Difference: \(p_1\)-\(p_2\)

Descriptive Statistics
Sample N Event Sample p
Sample 1 120 92 0.766667
Sample 2 160 23 0.143750
Estimation for Difference
Difference 95% CI for Difference
0.622917 (0.529740, 0.716093)

CI based on normal approximation

Test
Null hypothesis \(H_0\): \(p_1-p_2=0\)
Alternative hypothesis \(H_1\): \(p_1-p_2\neq0\)
Method Z-Value P-Value
Normal approximation 10.49 0.000
Fisher's exact   0.000

The test based on the normal approximation uses the pooled estimate of the proportion (0.410714)

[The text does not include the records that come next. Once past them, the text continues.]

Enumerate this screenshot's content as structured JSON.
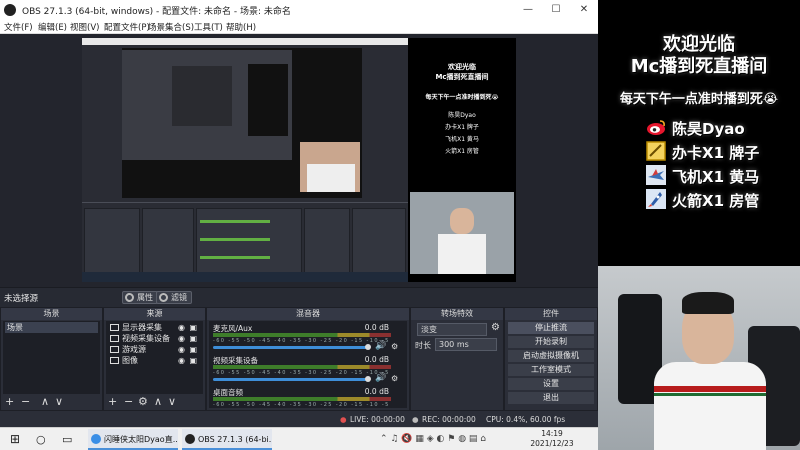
{
  "obs": {
    "title": "OBS 27.1.3 (64-bit, windows) - 配置文件: 未命名 - 场景: 未命名",
    "menu": [
      "文件(F)",
      "编辑(E)",
      "视图(V)",
      "配置文件(P)",
      "场景集合(S)",
      "工具(T)",
      "帮助(H)"
    ],
    "window_controls": [
      "—",
      "☐",
      "✕"
    ],
    "no_source_label": "未选择源",
    "properties_button": "属性",
    "filters_button": "滤镜",
    "scenes_dock": {
      "title": "场景",
      "items": [
        "场景"
      ]
    },
    "sources_dock": {
      "title": "来源",
      "items": [
        "显示器采集",
        "视频采集设备",
        "游戏源",
        "图像"
      ]
    },
    "mixer_dock": {
      "title": "混音器",
      "channels": [
        {
          "name": "麦克风/Aux",
          "db": "0.0 dB",
          "level": 0.85
        },
        {
          "name": "视频采集设备",
          "db": "0.0 dB",
          "level": 0.85
        },
        {
          "name": "桌面音频",
          "db": "0.0 dB",
          "level": 0.85
        }
      ],
      "scale": "-60 -55 -50 -45 -40 -35 -30 -25 -20 -15 -10 -5 0"
    },
    "transitions_dock": {
      "title": "转场特效",
      "type": "淡变",
      "duration_label": "时长",
      "duration_value": "300 ms"
    },
    "controls_dock": {
      "title": "控件",
      "buttons": [
        "停止推流",
        "开始录制",
        "启动虚拟摄像机",
        "工作室模式",
        "设置",
        "退出"
      ]
    },
    "status": {
      "live": "LIVE: 00:00:00",
      "rec": "REC: 00:00:00",
      "cpu": "CPU: 0.4%, 60.00 fps"
    },
    "dock_footer_icons": [
      "+",
      "−",
      "⚙",
      "∧",
      "∨"
    ]
  },
  "taskbar": {
    "apps": [
      {
        "label": "闪睡侠太阳Dyao直...",
        "color": "#3a8ee6"
      },
      {
        "label": "OBS 27.1.3 (64-bi...",
        "color": "#222222"
      }
    ],
    "time": "14:19",
    "date": "2021/12/23"
  },
  "overlay": {
    "welcome_line1": "欢迎光临",
    "welcome_line2": "Mc播到死直播间",
    "schedule": "每天下午一点准时播到死😭",
    "sponsors": [
      {
        "icon": "weibo-icon",
        "text": "陈昊Dyao"
      },
      {
        "icon": "card-icon",
        "text": "办卡X1 牌子"
      },
      {
        "icon": "plane-icon",
        "text": "飞机X1 黄马"
      },
      {
        "icon": "rocket-icon",
        "text": "火箭X1 房管"
      }
    ]
  },
  "colors": {
    "obs_bg": "#2b2e38",
    "accent_blue": "#3e8ed8",
    "meter_green": "#3e7d2a",
    "taskbar": "#f0f0f0"
  }
}
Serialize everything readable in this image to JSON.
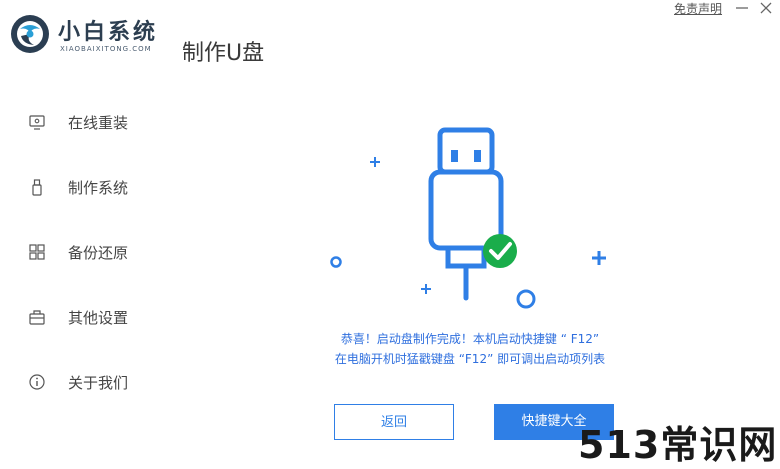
{
  "brand": {
    "name": "小白系统",
    "url": "XIAOBAIXITONG.COM"
  },
  "page": {
    "title": "制作U盘"
  },
  "window": {
    "disclaimer": "免责声明",
    "minimize_icon": "minimize-icon",
    "close_icon": "close-icon"
  },
  "sidebar": {
    "items": [
      {
        "label": "在线重装",
        "icon": "monitor-icon"
      },
      {
        "label": "制作系统",
        "icon": "usb-drive-icon"
      },
      {
        "label": "备份还原",
        "icon": "grid-icon"
      },
      {
        "label": "其他设置",
        "icon": "toolbox-icon"
      },
      {
        "label": "关于我们",
        "icon": "info-icon"
      }
    ]
  },
  "main": {
    "illustration": {
      "icon": "usb-plug-icon",
      "status_icon": "check-badge-icon"
    },
    "message_line1": "恭喜！启动盘制作完成！本机启动快捷键 “ F12”",
    "message_line2": "在电脑开机时猛戳键盘 “F12” 即可调出启动项列表",
    "back_button": "返回",
    "hotkeys_button": "快捷键大全"
  },
  "watermark": "513常识网",
  "colors": {
    "accent": "#2f7fe6",
    "success": "#1aad4b",
    "message": "#2f6fde"
  }
}
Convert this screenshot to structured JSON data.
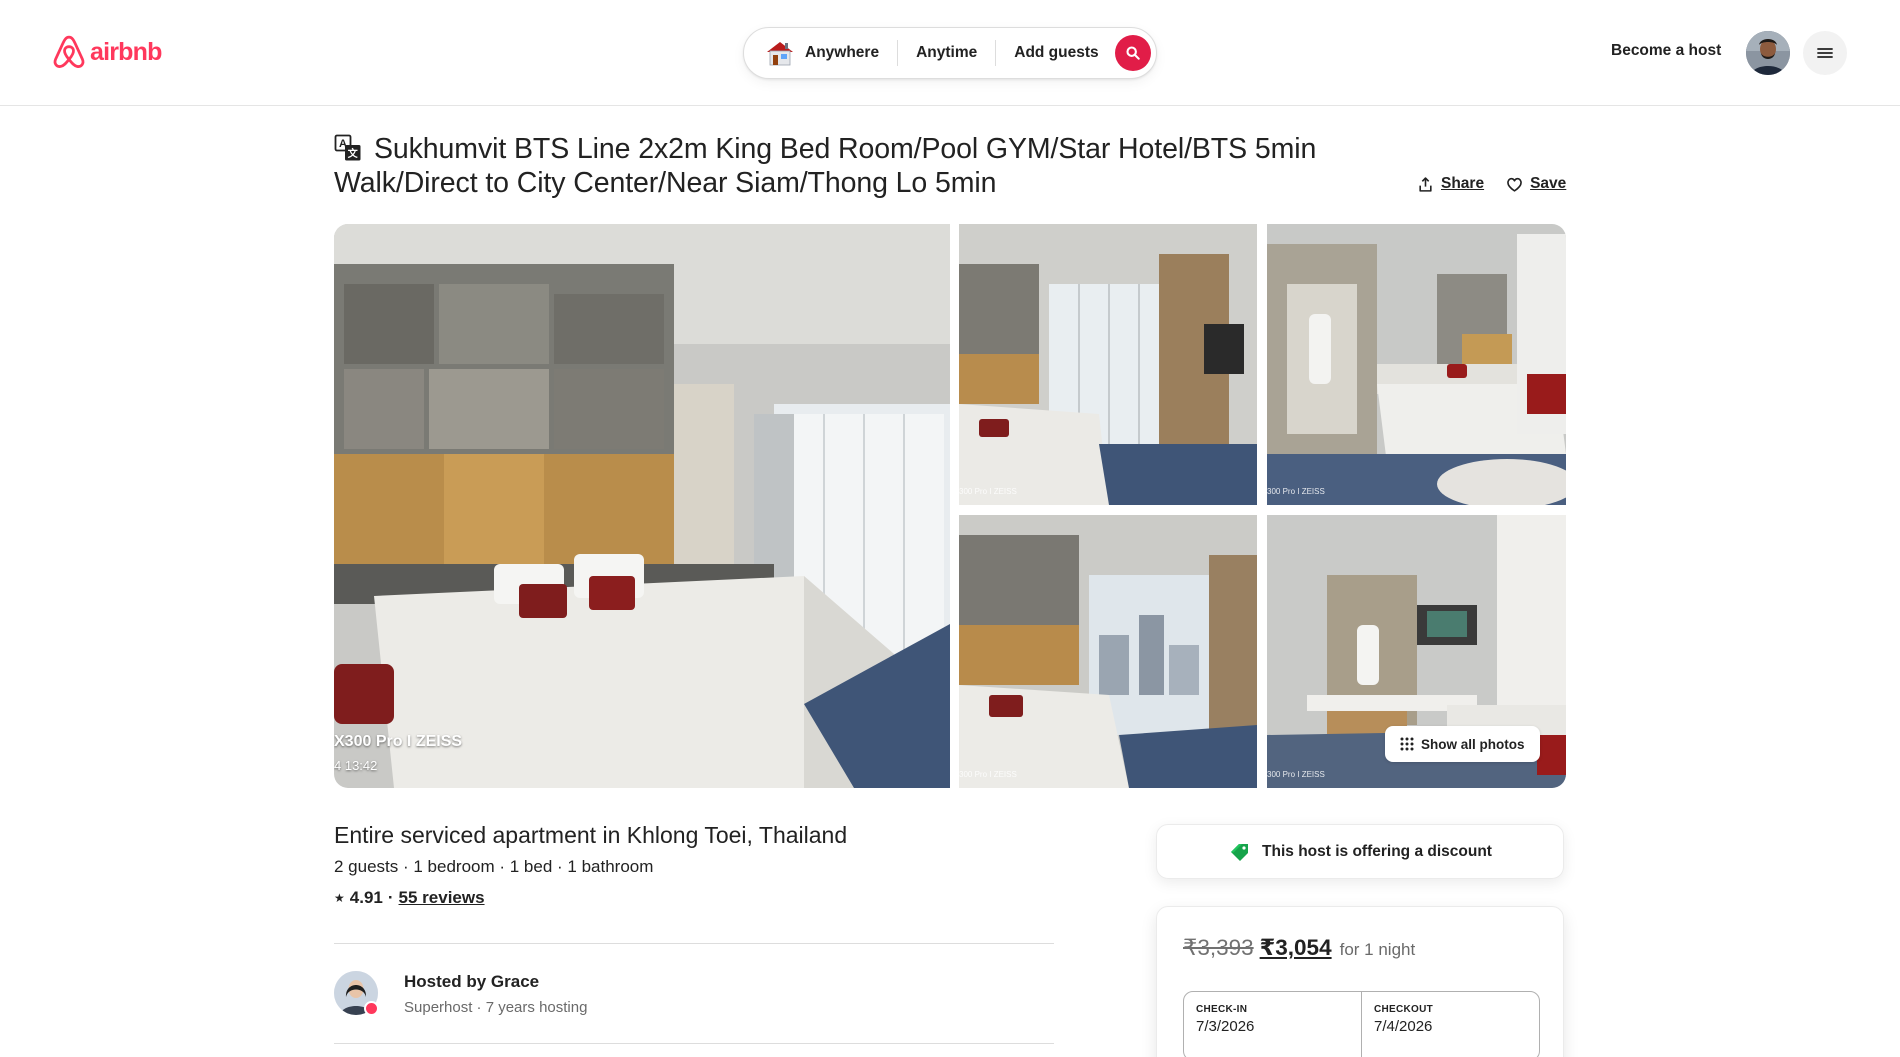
{
  "header": {
    "logo_text": "airbnb",
    "search": {
      "anywhere": "Anywhere",
      "anytime": "Anytime",
      "guests": "Add guests"
    },
    "become_host": "Become a host"
  },
  "listing": {
    "title": "Sukhumvit BTS Line 2x2m King Bed Room/Pool GYM/Star Hotel/BTS 5min Walk/Direct to City Center/Near Siam/Thong Lo 5min",
    "share_label": "Share",
    "save_label": "Save",
    "subtitle": "Entire serviced apartment in Khlong Toei, Thailand",
    "details": "2 guests · 1 bedroom · 1 bed · 1 bathroom",
    "rating": "4.91",
    "rating_sep": "·",
    "reviews": "55 reviews"
  },
  "gallery": {
    "watermark_main": "X300 Pro I ZEISS",
    "watermark_main_time": "4 13:42",
    "watermark_small": "300 Pro I ZEISS",
    "show_all": "Show all photos"
  },
  "host": {
    "hosted_by": "Hosted by Grace",
    "meta": "Superhost · 7 years hosting"
  },
  "discount": {
    "text": "This host is offering a discount"
  },
  "booking": {
    "old_price": "₹3,393",
    "new_price": "₹3,054",
    "per_night": "for 1 night",
    "checkin_label": "CHECK-IN",
    "checkin_value": "7/3/2026",
    "checkout_label": "CHECKOUT",
    "checkout_value": "7/4/2026"
  },
  "colors": {
    "brand": "#ff385c",
    "search_button": "#e11d48",
    "discount_tag": "#16a34a"
  },
  "icons": {
    "logo": "airbnb-logo-icon",
    "translate": "translate-icon",
    "share": "share-icon",
    "save": "heart-icon",
    "search": "search-icon",
    "menu": "hamburger-menu-icon",
    "grid": "grid-dots-icon",
    "tag": "price-tag-icon",
    "house": "house-icon"
  }
}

Five Step Hypothesis Testing Procedure: Parents Section

Step 1:
\(H_0 : p_w - p_u =0\)
\(H_a : p_w - p_u \neq 0\)

Check assumptions:

\(n_w p_w = 92\)
\(n_w (1-p_w) = 120-92 = 28\)
\(n_u p_u = 23\)
\(n_u (1-p_u) = 160-23 = 137\)

All \(np\) and \(n(1-p)\) are at least ten, therefore we can use the normal approximation method.

Step 2:
From output, \(z=10.49\)

Step 3:
From output, \(p=0.000\)

Step 4:
\(p \leq \alpha\), reject the null hypothesis

Step 5:
There is evidence that in the population the proportion of World Campus students who have children is different from the proportion of University Park students who have children.